Quote:Original post by jfclavette
Others have done a pretty good job of covering me up. But here goes.
Quote:Original post by Anonymous Poster
You can write C style programs in C++ (and use the C++ OO stuff when nessessary). Any language will teach you basic programming and later one appropriate to the problem space can be selected.
I didn't recommend C either. C and C++ are both AWFUL begginner languages. Period.
Quote:BTW, were you bitten by a C++ as a child to 'hate' it so????
I wasn't !!! I did witness a lot of people that did, and that hated programming as a result, because they were introduced to C/C++ first. I mean, seriously, there's no fun in doing bounds checking manually.
Quote:Please name a language that 'is ideal'.
An ideal language:
1) Does not allow you to trash your memory when it is clearly not your intent.
2) Does not force you to manage your own memory when you don't want to and there are no reason to do so.
3) Does not make absolutely stupid rules that make no sense just for the fun of it. ("Members are constructed in the order they appear in the class declaration, not the order they appear in the initializer list.")
I have an idea, let's convert an integer to a string !
int x = 5
string myString = x.toString()
Right ? Wrong. Bad C++ programmer no cookie. You should do it this way:
int x = 5
string myString
stringstream sstr;
sstr << x;
myString = sstr.str();
Not that bad. Geez...
Quote:
Please name a 'good' language (whatever that means, I suppose it should be something more versatile than C/C++ is...)
I don't give a damn about versatility. Application and game developpers do NOT need versatility. Yes yes, C/C++ are awesome, you can write drivers and OSes with them (Not that you can't write an OS in C#). A good language for building applications is a language that lets you quickly, simply and neatly write business/game logic without worrying too much about the metal.
Quote:
Please name a language that if you switch to it WILL "make you a better game programmer, or programmer at all for that matter."

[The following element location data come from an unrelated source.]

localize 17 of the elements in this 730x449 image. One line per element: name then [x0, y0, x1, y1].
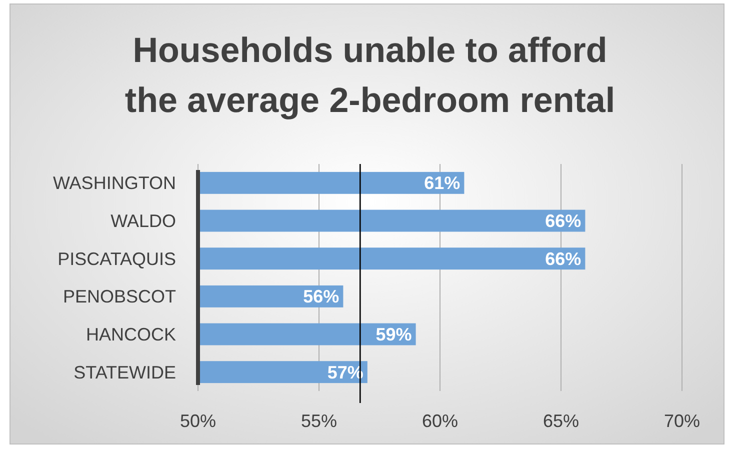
x-tick-label: 70% — [664, 411, 700, 431]
data-label: 66% — [545, 248, 582, 269]
y-tick-label: WALDO — [110, 211, 176, 232]
x-tick-label: 55% — [300, 411, 338, 431]
y-tick-label: HANCOCK — [86, 324, 176, 345]
data-label: 56% — [303, 286, 340, 307]
chart-title: Households unable to afford the average 2-bedroom rental — [124, 31, 616, 120]
y-tick-label: PISCATAQUIS — [58, 248, 176, 269]
data-label: 61% — [424, 173, 460, 194]
x-tick-label: 50% — [180, 411, 216, 431]
y-tick-label: WASHINGTON — [52, 173, 176, 194]
y-tick-label: PENOBSCOT — [62, 286, 176, 307]
data-label: 66% — [545, 211, 582, 232]
x-tick-label: 60% — [422, 411, 458, 431]
x-tick-label: 65% — [542, 411, 580, 431]
data-label: 59% — [376, 324, 412, 345]
y-tick-label: STATEWIDE — [74, 362, 176, 382]
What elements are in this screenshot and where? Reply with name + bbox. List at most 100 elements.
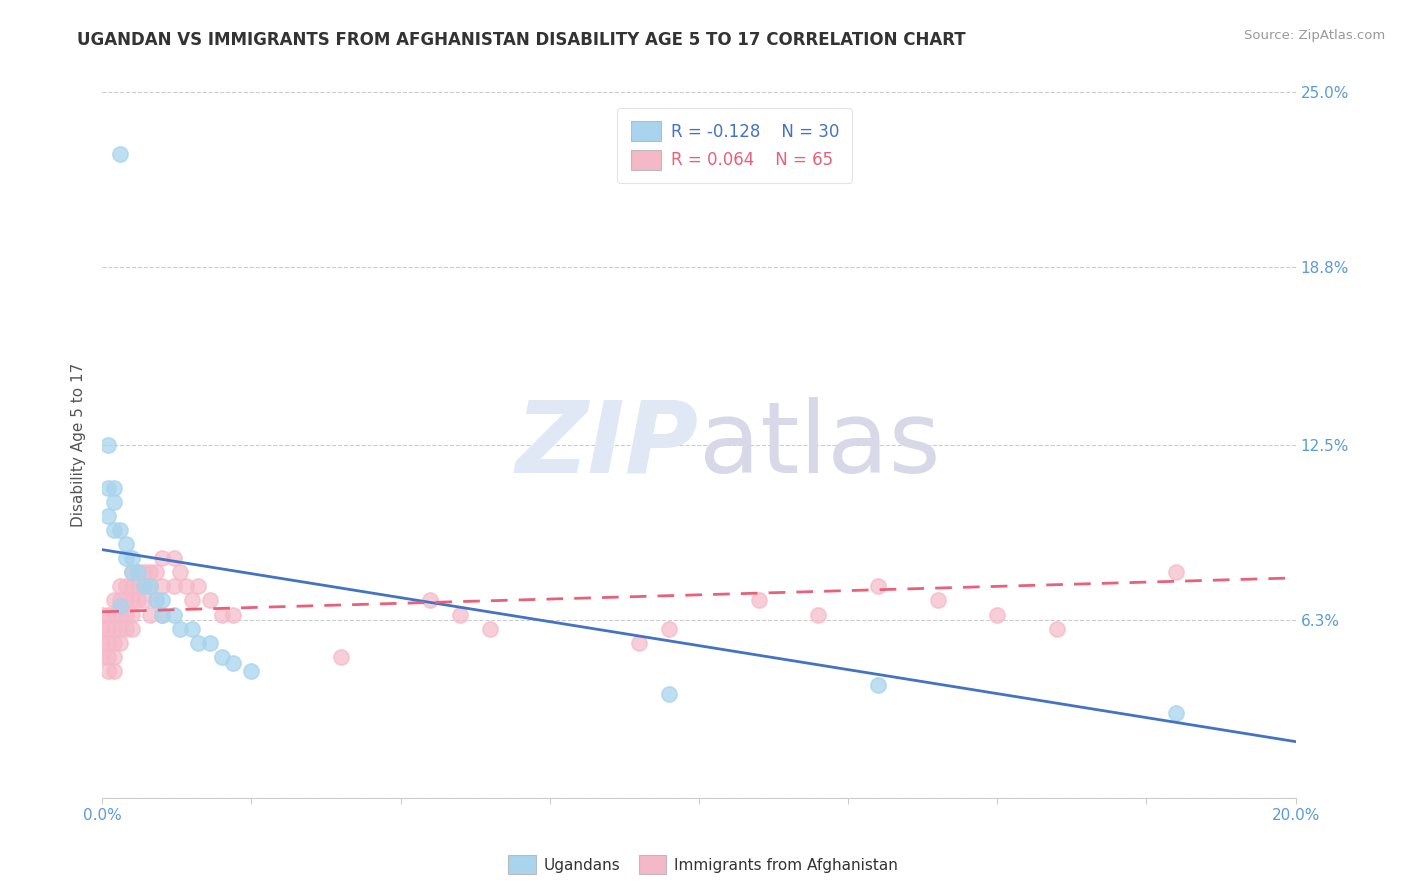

A case could be made for LISP or Scheme, since very few programmers understand the functional paradigm. This is sad since, altough not really suited for application development either, it develops your ability to think "out of the box" of procedural and OO languages. However, my point wasn't that a language can make you a better programmer. My point was that "I'll learn C#, Python or Java in hope that one day I'll be finally able to reach the oh-so-awesome C++" is a bunch of crap.

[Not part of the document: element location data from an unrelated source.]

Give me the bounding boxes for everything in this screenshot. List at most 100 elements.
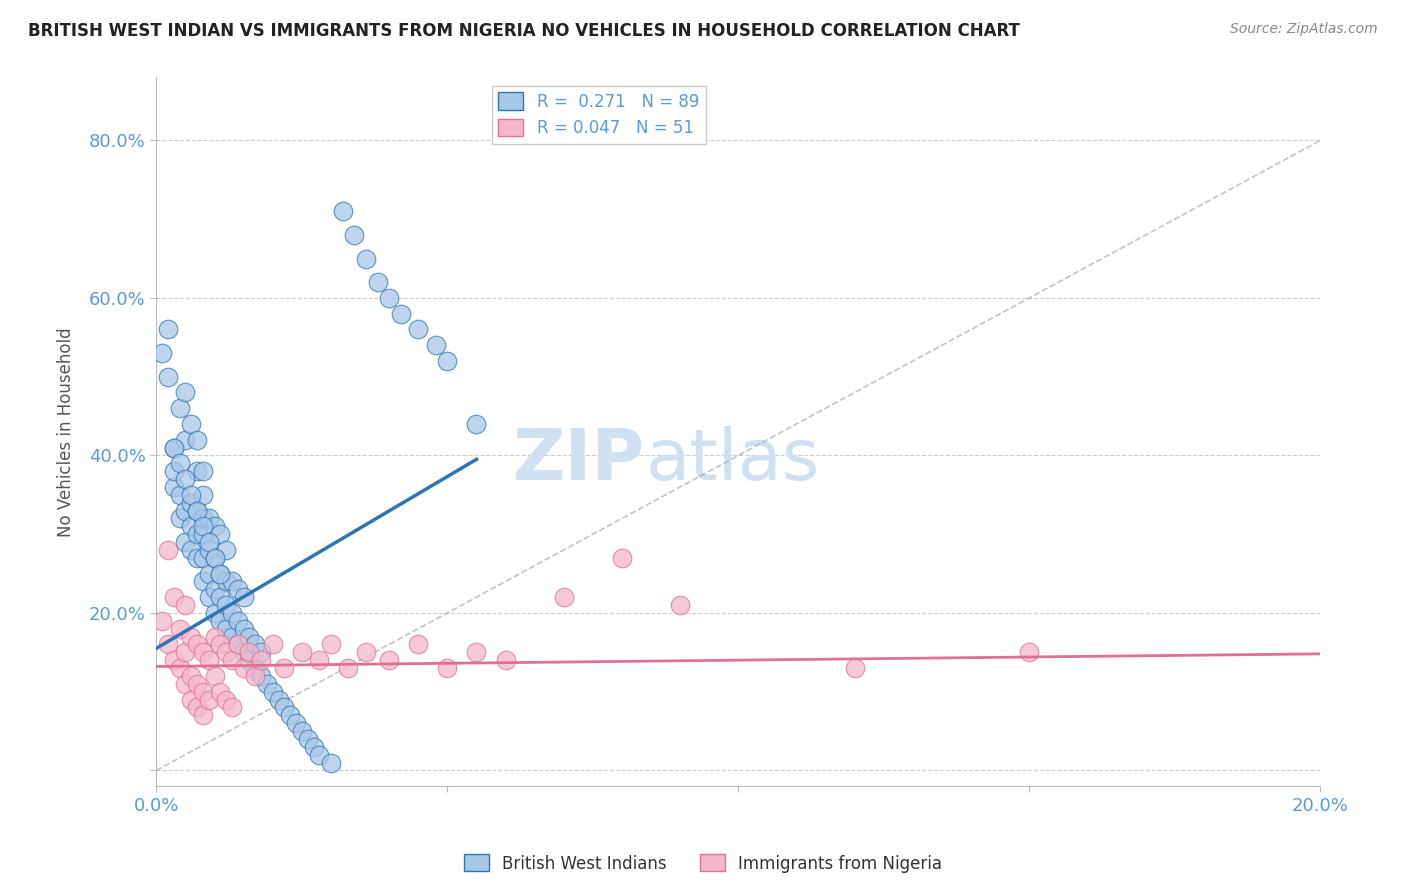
Point bbox=[226, 582, 249, 597]
Point bbox=[232, 622, 254, 636]
Point bbox=[297, 731, 319, 746]
Point bbox=[191, 511, 214, 525]
Point bbox=[209, 566, 232, 581]
Point bbox=[267, 692, 290, 706]
Point bbox=[204, 550, 226, 565]
Point bbox=[245, 669, 267, 683]
Point bbox=[191, 488, 214, 502]
Point bbox=[150, 614, 173, 628]
Point bbox=[553, 590, 575, 604]
Point bbox=[215, 598, 238, 612]
Point bbox=[215, 574, 238, 589]
Point bbox=[238, 645, 260, 659]
Point bbox=[197, 566, 219, 581]
Point bbox=[156, 542, 179, 557]
Point bbox=[465, 645, 488, 659]
Point bbox=[278, 708, 301, 723]
Point bbox=[169, 511, 191, 525]
Point bbox=[245, 661, 267, 675]
Point bbox=[204, 550, 226, 565]
Point bbox=[197, 542, 219, 557]
Point bbox=[169, 456, 191, 470]
Point bbox=[319, 756, 342, 770]
Point bbox=[180, 630, 202, 644]
Point bbox=[291, 645, 314, 659]
Point bbox=[226, 614, 249, 628]
Point bbox=[226, 637, 249, 651]
Point bbox=[215, 622, 238, 636]
Point bbox=[150, 346, 173, 360]
Point bbox=[250, 653, 273, 667]
Point bbox=[669, 598, 692, 612]
Point bbox=[191, 519, 214, 533]
Point bbox=[436, 661, 458, 675]
Point bbox=[436, 354, 458, 368]
Point bbox=[232, 645, 254, 659]
Point bbox=[209, 527, 232, 541]
Point bbox=[250, 669, 273, 683]
Point bbox=[174, 433, 197, 447]
Point bbox=[337, 661, 360, 675]
Point bbox=[465, 417, 488, 431]
Text: atlas: atlas bbox=[645, 425, 820, 495]
Point bbox=[238, 630, 260, 644]
Point bbox=[215, 692, 238, 706]
Point bbox=[221, 653, 243, 667]
Point bbox=[273, 700, 295, 714]
Point bbox=[215, 542, 238, 557]
Point bbox=[180, 488, 202, 502]
Point bbox=[204, 582, 226, 597]
Point bbox=[367, 275, 389, 289]
Point bbox=[245, 637, 267, 651]
Point bbox=[197, 511, 219, 525]
Point bbox=[191, 550, 214, 565]
Point bbox=[156, 369, 179, 384]
Point bbox=[163, 441, 186, 455]
Point bbox=[610, 550, 633, 565]
Point bbox=[169, 488, 191, 502]
Point bbox=[495, 653, 517, 667]
Point bbox=[319, 637, 342, 651]
Point bbox=[221, 700, 243, 714]
Point bbox=[197, 590, 219, 604]
Point bbox=[174, 598, 197, 612]
Text: BRITISH WEST INDIAN VS IMMIGRANTS FROM NIGERIA NO VEHICLES IN HOUSEHOLD CORRELAT: BRITISH WEST INDIAN VS IMMIGRANTS FROM N… bbox=[28, 22, 1019, 40]
Point bbox=[197, 653, 219, 667]
Point bbox=[378, 291, 401, 305]
Point bbox=[209, 566, 232, 581]
Point bbox=[204, 519, 226, 533]
Point bbox=[169, 661, 191, 675]
Point bbox=[844, 661, 866, 675]
Point bbox=[169, 401, 191, 416]
Point bbox=[186, 677, 208, 691]
Point bbox=[180, 496, 202, 510]
Point bbox=[180, 542, 202, 557]
Point bbox=[389, 307, 412, 321]
Point bbox=[273, 661, 295, 675]
Point bbox=[354, 252, 377, 266]
Point bbox=[232, 590, 254, 604]
Point bbox=[354, 645, 377, 659]
Point bbox=[332, 204, 354, 219]
Point bbox=[232, 661, 254, 675]
Point bbox=[378, 653, 401, 667]
Point bbox=[186, 503, 208, 517]
Point bbox=[163, 441, 186, 455]
Point bbox=[215, 645, 238, 659]
Point bbox=[163, 480, 186, 494]
Point bbox=[221, 630, 243, 644]
Point bbox=[221, 574, 243, 589]
Point bbox=[174, 677, 197, 691]
Point bbox=[180, 519, 202, 533]
Point bbox=[238, 653, 260, 667]
Point bbox=[226, 637, 249, 651]
Point bbox=[197, 535, 219, 549]
Point bbox=[169, 622, 191, 636]
Point bbox=[250, 645, 273, 659]
Point bbox=[186, 464, 208, 478]
Point bbox=[343, 227, 366, 242]
Point bbox=[174, 645, 197, 659]
Point bbox=[186, 527, 208, 541]
Point bbox=[406, 637, 429, 651]
Legend: British West Indians, Immigrants from Nigeria: British West Indians, Immigrants from Ni… bbox=[457, 847, 949, 880]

Quote:Lets see you make an octupus with any other language ( I suggest Molluska99 ).
The only other language that I see as garbled as C++ (excluding so-called 'esoteric programming languages' like the aforementionned brainfuck) is Managed C++. Oh, and x86 assembly. Man, does x86 assembly suck.
Quote:
Let us know when the poll results are in.
No need for the poll results really. Go to "My announcements and count the C++ projects.

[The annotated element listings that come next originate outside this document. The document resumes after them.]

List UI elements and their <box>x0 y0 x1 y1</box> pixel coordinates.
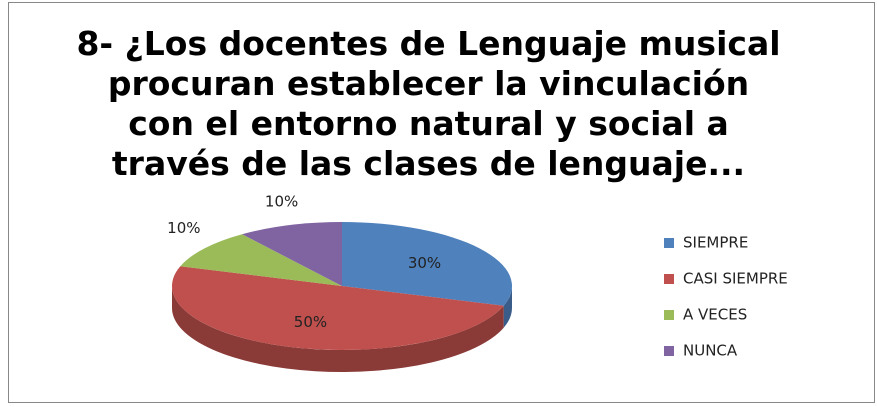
legend-label: A VECES <box>683 306 747 324</box>
chart-border <box>8 2 875 403</box>
data-label: 30% <box>408 254 441 272</box>
legend-swatch <box>664 310 674 320</box>
legend-swatch <box>664 238 674 248</box>
slice-side <box>172 286 504 372</box>
data-label: 50% <box>294 313 327 331</box>
data-label: 10% <box>265 193 298 211</box>
slice <box>180 234 342 286</box>
slice <box>242 222 342 286</box>
chart-title: 8- ¿Los docentes de Lenguaje musical pro… <box>76 24 781 183</box>
slice <box>342 222 512 306</box>
legend-swatch <box>664 346 674 356</box>
legend-label: SIEMPRE <box>683 234 748 252</box>
data-label: 10% <box>167 219 200 237</box>
legend-label: NUNCA <box>683 342 738 360</box>
slice <box>171 266 504 350</box>
legend-swatch <box>664 274 674 284</box>
slice-side <box>503 286 512 328</box>
legend-label: CASI SIEMPRE <box>683 270 788 288</box>
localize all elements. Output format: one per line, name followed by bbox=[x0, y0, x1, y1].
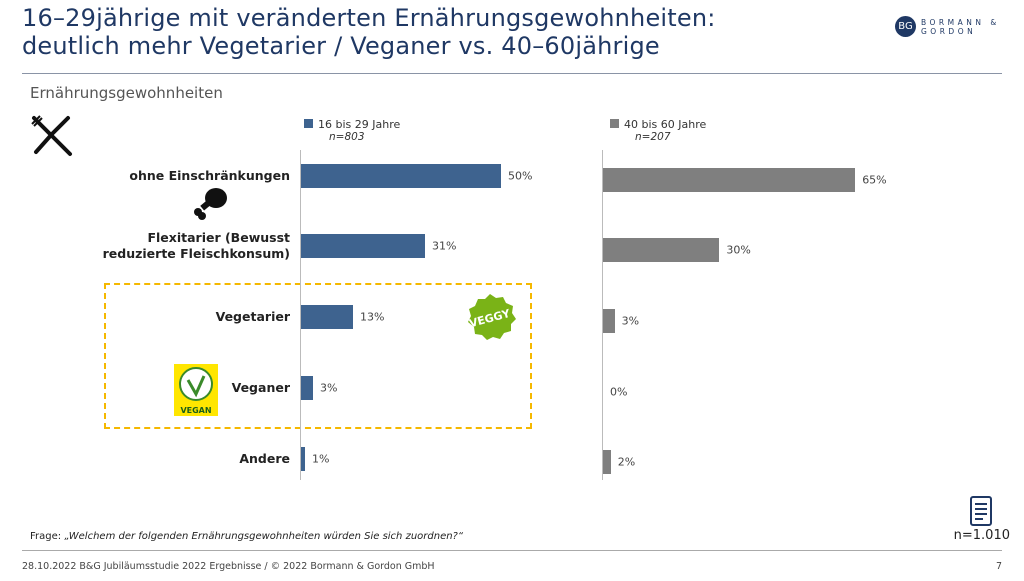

You dont care about versatility ?? So you propose learning a language just to have to discard it .... Maybe your experience is gruntwork scripting, but
there are more complex aspects to 'game programming' than that.
You cite poorly implimentated code in a language as evidence of its 'evil nature', but crappy byzantine code can be written in any language and you can write very clear code in C/C++ if you know how.
As I said before you can write C++ programs using C style and stay away from alot of the OO complexity much of the time.
You talk of 'bounds checking' as if its something you can just forget about.
The programmer still has to handle cases like that, one way or another. There is no magic bullet that makes it go away.
You still havent mentioned the magic language that turns a non-programmer into a programmer (this WAS something you were complaining C++ is not, as if any out there actually could.....)
Depending on why the person is learning programming, there are different paths:
C++/C if you want to do low level stuff (like writing a game engine or libraries)...
One of the game engine imbedded languages like BlitzBasic if you want to get a complete game running fast and dont want to deal with low level stuff.
If you have an engine that you want to do MODs and it uses one of the scripting languages, then you are stuck learning whatever that language is.
If you want to learn very basic programming -- BASIC is very straight forward.